The lower the viscosity of a gear oil, the more satisfactory it will be for removal of heat from gear sets. In circulating systems, Dudley^16 considers that about a gallon of oil per minute will remove the heat developed when 400 hp are transmitted through a gear set. With larger installations considerably less than this ratio circulating oil to power is required.

Air-Oil Devices for Lubricating Gears

By injecting or pumping oil drop-by drop into an air stream the air will carry the lubricant to the points of application, such as gears. A similar mixture can be obtained by the aspiratory action of compressed air. With such systems, provision can be made to start the oil flow with the start of the machine and stop it when the gears stop. The delivery is positive and there is little chance for contamination because the gear box is under some pressure which prevents entry of dust. Also,rate of oil feed can be regulated.

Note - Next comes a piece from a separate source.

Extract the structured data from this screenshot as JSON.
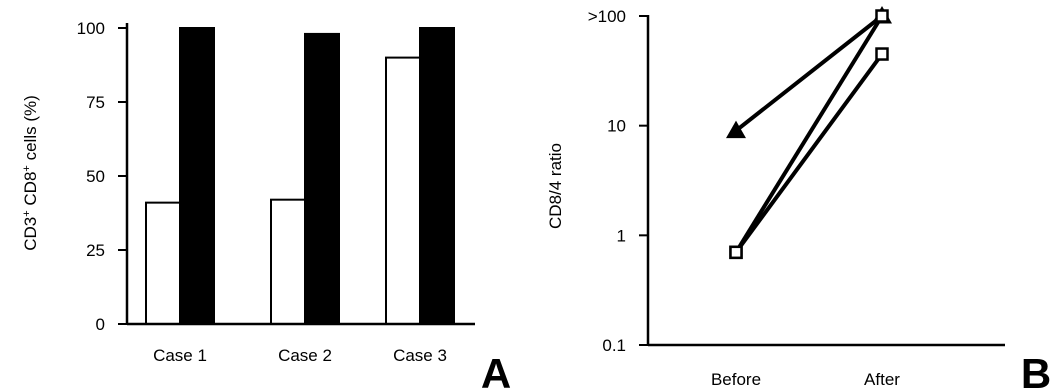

On the negative side, it is necessary to provide compressed air and a considerable flow of air escapes through the vent of the gear case. While this air will have some cooling value, it may carry some oil mist. The oil is used on a once through basis and provision has to be made to drain the sump of the gear case at times.

Hand application of Gear Lubricants

Hand  application of gear lubricants, while often used on slow speed  exposed gearing, should  be discouraged because  there is  always  a certain  amount of hazard to  such a procedure, the amount  of lubricant used is indeterminate, and  the operation is wasteful of both time and lubricant. However, primarily because of the lower initial cost, open gears have considerable use. Also, both location of the gears and immediate economy, dictate hand application of lubricants to such gears. Consequently, some of the methods of hand application follow:

(1)    By paddle, when the lubricant is a heavy residual type or consists of a solid or stiff grease. Usually more of the lubricant than is necessary is applied and consequently the excess either   drops off or is thrown off into the surrounding area. This is not only wasteful but also contributes to poor housekeeping.

(2)    By hand in case the residual type is heavy enough. Such a product can be formed into a ball by hand and then dropped into the gear mesh where in time it is distributed.

(3)    By bags, made of plastic, most often polyethylene, which is filled with the gear lubricant. A filled bag is dropped between the gear teeth where eventually it is chewed to pieces by the gears and the lubricant is released. This makes a somewhat cleaner operation than the previous methods and the hands are not soiled while applying the lubricant. If a large opening is provided in a gear case, this method of application can sometimes be used for enclosed gears.

(4)    By pouring from a can, bucket, or any spouted container. Such applications are made at intervals and in case of gear oil is very heavy, it may require heating to reduce the consistency before applying. The lubricant is then poured in a fine stream into the teeth as the gears slowly revolve toward each  other. If the oil is applied relatively frequently in small amounts rather than at longer intervals in large amounts, there will be less chance of its being thrown off.

(5)    By hand spray at intervals, most often from “ AerosoI” containers. Such a package, which ordinarily holds up to a pound of a diluted gear compound, makes for ease of application and cleanliness because an excess of the lubricant is not applied. The gear compound is diluted with a non-inflammable solvent which evaporates rapidly after release from the container and leaves a viscous coating on the gear teeth. While the diluents present may be toxic, the amount released at one application is normally so small that it dissipates without harmful effects.